Artikel 6. Wrakingsregeling

  • 1.

    Voorafgaand aan de benoeming van de adviseur of de adviescommissie zendt het bestuursorgaan de aanvrager en belanghebbenden een mededeling over het voornemen een adviseur of adviescommissie te benoemen.

  • 2.

    De aanvrager en belanghebbenden kunnen binnen twee weken na de mededeling als bedoeld in het eerste lid schriftelijk en gemotiveerd een verzoek tot wraking van de adviseur, leden van de adviescommissie of de adviescommissie bij het bestuursorgaan indienen.

  • 3.

    Het bestuursorgaan beslist binnen twee weken na het verstrijken van de in het tweede lid bedoelde termijn over een ingediend verzoek tot wraking.

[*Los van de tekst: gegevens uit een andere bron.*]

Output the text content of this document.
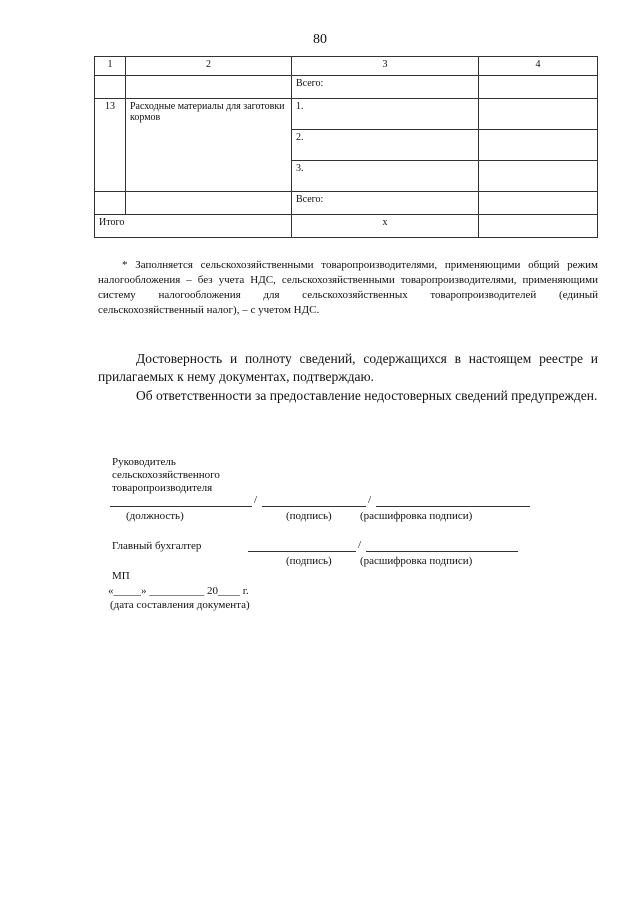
80
1	2	3	4
		Всего:	
13	Расходные материалы для заготовки кормов	1.	
		2.	
		3.	
		Всего:	
Итого		х	

* Заполняется сельскохозяйственными товаропроизводителями, применяющими общий режим налогообложения – без учета НДС, сельскохозяйственными товаропроизводителями, применяющими систему налогообложения для сельскохозяйственных товаропроизводителей (единый сельскохозяйственный налог), – с учетом НДС.

Достоверность и полноту сведений, содержащихся в настоящем реестре и прилагаемых к нему документах, подтверждаю.

Об ответственности за предоставление недостоверных сведений предупрежден.

Руководитель
сельскохозяйственного
товаропроизводителя
/	/
(должность)	(подпись)	(расшифровка подписи)
Главный бухгалтер	/
(подпись)	(расшифровка подписи)
МП
«_____» __________ 20____ г.
(дата составления документа)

Artikel 7. Werkwijze van de adviseur of adviescommissie

  • 1.

    Het college stelt aan de adviseur of de adviescommissie alle op de aanvraag betrekking hebbende informatie, alsmede de voor de beoordeling daarvan naar het oordeel van de adviseur of van de adviescommissie noodzakelijke bescheiden ter beschikking.

  • 2.

    Het college wijst uit de ambtelijke organisatie één of meer personen aan die de adviseur of de adviescommissie bij de uitvoering van de adviesopdracht bijstaat.

  • 3.

    De adviseur of de voorzitter van de adviescommissie organiseert één of meerdere hoorzittingen, waar de aanvrager en de in het tweede lid bedoelde ambtelijke vertegenwoordigers in de gelegenheid worden gesteld de aanvraag toe te lichten, onderscheidenlijk de voor de advisering over de aanvraag relevante informatie te verschaffen, dan wel een standpunt van de gemeente over de aanvraag aan de adviseur of de adviescommissie kenbaar te maken.

  • 4.

    Eventuele andere betrokken bestuursorganen en belanghebbenden worden eveneens in de gelegenheid gesteld hun standpunt kenbaar te maken.

  • 5.

    Indien dit voor het uitbrengen van het advies nodig is, wordt door de adviseur of de adviescommissie de situatie ter plaatse bezichtigd. Het tijdstip waarop deze plaatsopneming plaatsvindt, wordt bepaald door de adviseur of de voorzitter van de adviescommissie.

  • 6.

    Van de in het derde lid bedoelde hoorzitting en van de in het vijfde lid bedoelde bezichtiging wordt door, dan wel onder verantwoordelijkheid van, de adviseur of de voorzitter van de adviescommissie een verslag gemaakt, dat onderdeel vormt van het uit te brengen advies.

  • 7.

    Alvorens een advies uit te brengen zendt de adviseur of de voorzitter van de adviescommissie binnen zestien weken na de dagtekening van de opdracht tot advisering een concept daarvan aan het bestuursorgaan, aan de aanvrager en aan de belanghebbenden. De adviseur of de voorzitter van de adviescommissie kan deze termijn onder opgaaf van redenen met ten hoogste vier weken verlengen.

  • 8.

    De aanvrager, het bestuursorgaan en de belanghebbenden worden in de gelegenheid gesteld om binnen vier weken na de toezending van het conceptadvies schriftelijk hierop te reageren.

  • 9.

    In het geval tijdig reacties zijn ingediend, brengt de adviseur of de adviescommissie binnen vier weken na het verstrijken van de in het achtste lid bedoelde termijn een advies uit aan het bestuursorgaan, waarbij de betreffende reacties zijn betrokken.

  • 10.

    In het geval geen of niet tijdig reacties zijn ingediend, brengt de adviseur of de adviescommissie binnen twee weken na het verstrijken van de in het achtste lid bedoelde termijn een advies uit aan het bestuursorgaan.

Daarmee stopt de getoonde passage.